İzmir'de, karın ağrısı şikayeti üzerine başvurduğu hastanede, kronik böbrek yetmezliği hastası olduğunu öğrenen Dilek Gençyılmaz, 6,5 yıldır diyalize giriyor. Gençyılmaz için iki kez bağışçı bulunduğu haberi geldi ancak kan ve doku uyuşmazlığı nedeniyle organ nakli gerçekleşmedi. Haftanın 3 günü 8 saat diyalize giren Gençyılmaz, 2 kez hem sevinci hem hayal kırıklığını bir arada yaşadığını ve umudunu hiç kaybetmediğini söyledi. Kendisi gibi organ nakli bekleyen hastalar için sesini duyurmak istediğini belirten Gençyılmaz, '3-9 Kasım Organ ve Doku Bağışı Haftası' nedeniyle İzmir Kordon'da farkındalık eylemi yaptı. Evde hazırladığı 'Organlarınız toprak olmasın', 'İnsanları yaşatmak sizin elinizde', 'Onların umutları olun' ve 'Organ bağışı hayat kurtarır' yazılı dövizler açan Gençyılmaz'ın eylemine, çevredeki bazı kişiler de destek verdi.
'KİMSE BAŞINA GELMEDEN ANLAMIYOR'
Nakil bekleyen hastalara umut olmayı amaçladığını söyleyen Dilek Gençyılmaz, "2014 yılının aralık ayında karın ağrısı şikayetiyle sağlık ocağına gittim. Değerlerimin yüksek olduğunu öğrendim. Hastanede ise böbrek yetmezliği teşhisi konuldu. 6 ay diyet uyguladım. Sonra diyalize bağlandım. 6,5 yıldır diyalizdeyim. 6 yıl diyaliz merkezinde tedavi gördüm. 5 aydır da ev diyalizi görüyorum. Evde 8 saat diyalize giriyorum. Haftanın 3 günü diyalize bağlıyım" dedi.
Organ bağışı için toplumdaki farkındalığı arttırmayı istediğini anlatan Gençyılmaz, şunları söyledi:
"Organ bağışı hayat kurtarır. Herkesten organlarını bağışlamalarını istiyorum. 3-9 Kasım Organ Bağışı Haftası için bir etkinlik düzenledim. Pankartlar kaldırtıp insanlara umut olmak adına onlara seslendim. Talebim organ bağışının artması. İnsanlar, organ bağışına pek sıcak bakmıyor. Kişi, gerçekten başına gelmeden anlamıyor. Bana, 'Geçmiş olsun. Üzüldüm, anlıyorum' diyorlar ama kimse kimseyi başına gelmeden anlayamaz. Kalp ve akciğer nakli bekleyen insanlar hayatını kaybedebiliyor. Çünkü, akciğer nakli bekleyenler oksijen tüpüyle yaşıyorlar. Kalp piliyle yaşayanlar var. Bu destek yeterli olmadığında hayatlarını kaybediyorlar. Biz, diyalizde hayatımızı sürdürebiliyoruz ama onların pek bir şansı olmuyor. Bu nedenle herkesten organ bağışı yapmalarını istiyorum."

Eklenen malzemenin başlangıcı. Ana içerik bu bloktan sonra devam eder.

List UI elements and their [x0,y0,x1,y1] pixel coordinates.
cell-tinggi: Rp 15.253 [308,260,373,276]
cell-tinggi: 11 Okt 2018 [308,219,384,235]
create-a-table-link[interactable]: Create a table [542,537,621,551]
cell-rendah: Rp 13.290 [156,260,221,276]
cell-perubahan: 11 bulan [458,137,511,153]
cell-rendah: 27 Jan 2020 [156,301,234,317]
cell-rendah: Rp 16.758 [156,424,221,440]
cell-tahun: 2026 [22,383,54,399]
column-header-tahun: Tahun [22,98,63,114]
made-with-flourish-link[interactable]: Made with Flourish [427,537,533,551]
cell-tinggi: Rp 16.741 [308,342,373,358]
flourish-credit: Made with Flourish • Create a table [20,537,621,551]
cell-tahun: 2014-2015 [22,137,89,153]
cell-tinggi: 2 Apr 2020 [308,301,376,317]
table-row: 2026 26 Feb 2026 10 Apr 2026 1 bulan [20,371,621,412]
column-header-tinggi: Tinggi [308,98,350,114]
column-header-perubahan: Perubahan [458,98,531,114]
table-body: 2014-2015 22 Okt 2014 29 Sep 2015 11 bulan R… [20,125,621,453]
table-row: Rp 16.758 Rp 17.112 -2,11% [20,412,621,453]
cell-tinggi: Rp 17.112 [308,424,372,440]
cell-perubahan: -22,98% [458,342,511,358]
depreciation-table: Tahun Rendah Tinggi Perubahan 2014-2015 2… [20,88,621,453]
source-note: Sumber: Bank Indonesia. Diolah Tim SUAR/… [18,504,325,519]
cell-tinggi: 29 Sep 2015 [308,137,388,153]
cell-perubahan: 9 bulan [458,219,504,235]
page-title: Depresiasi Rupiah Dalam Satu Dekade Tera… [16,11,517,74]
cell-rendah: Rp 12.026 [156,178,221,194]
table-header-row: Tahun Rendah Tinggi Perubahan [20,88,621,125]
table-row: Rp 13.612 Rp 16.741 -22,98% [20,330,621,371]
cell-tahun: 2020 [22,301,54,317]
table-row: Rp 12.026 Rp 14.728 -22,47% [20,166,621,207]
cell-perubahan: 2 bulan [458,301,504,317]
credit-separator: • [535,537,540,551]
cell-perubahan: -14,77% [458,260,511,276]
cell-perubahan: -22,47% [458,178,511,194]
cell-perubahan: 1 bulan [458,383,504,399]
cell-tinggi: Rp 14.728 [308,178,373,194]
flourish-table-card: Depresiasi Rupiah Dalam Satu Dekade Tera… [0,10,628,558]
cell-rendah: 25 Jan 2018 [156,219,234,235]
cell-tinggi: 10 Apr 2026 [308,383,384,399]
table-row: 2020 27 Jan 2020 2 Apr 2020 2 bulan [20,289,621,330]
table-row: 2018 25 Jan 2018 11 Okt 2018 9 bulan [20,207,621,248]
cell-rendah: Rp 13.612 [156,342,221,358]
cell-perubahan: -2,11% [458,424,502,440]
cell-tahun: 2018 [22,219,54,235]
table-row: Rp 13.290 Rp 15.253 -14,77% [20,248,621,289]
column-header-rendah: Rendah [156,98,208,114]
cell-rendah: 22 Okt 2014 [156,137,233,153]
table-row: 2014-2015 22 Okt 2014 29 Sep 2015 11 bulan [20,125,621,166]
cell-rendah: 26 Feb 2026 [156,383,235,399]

'DİYALİZ YÜZÜNDEN ARKADAŞLARIMA AYAK UYDURAMIYORUM'
Daha önce iki kez nakil haberi alıp, ikisinde de tam uyumun yakalanamadığına dikkati çeken Gençyılmaz, hayata olumlu bakmayı sürdürdüğünü vurguladı. Tek amacının daha fazla kişiye ulaşmak olduğunu kaydeden Gençyılmaz, "Bana, böbrek nakli çıktı 2 kez. İçimde bir heyecan vardı ama çok da umut bağlamadım. İyi ki bağlamadım. Çünkü uyumlu olmayınca daha çok üzülürdüm. Kan ve doku uyumuna bakılıyordu. Organ başkasına uydu. Diyalize girme senesine de bakıyorlar. Diyaliz için puanlamalar var. Ben bundan kaybettim. Bana olmadı, diyalizde 18 yıla giren birine uydu. Arkadaşlarım buluştuğunda, 'Hadi sen de gel' dediklerinde, 'Ben, o saatte diyalizdeyim' diyorum. Bunu çok yaşıyorum. Maalesef onlara çoğu zaman ayak uyduramıyorum. Bunun tek çözümü böbrek nakli" diye konuştu.
Yaşadıklarımı yazmaya başladığını da belirten Gençyılmaz, "İleride Organ Bağışı Haftası'nda kendi etkinliğimi büyük bir konferans salonunda, insanlara umut olmak adına düzenlemek istiyorum. Hedefim ve hayalim bu" dedi.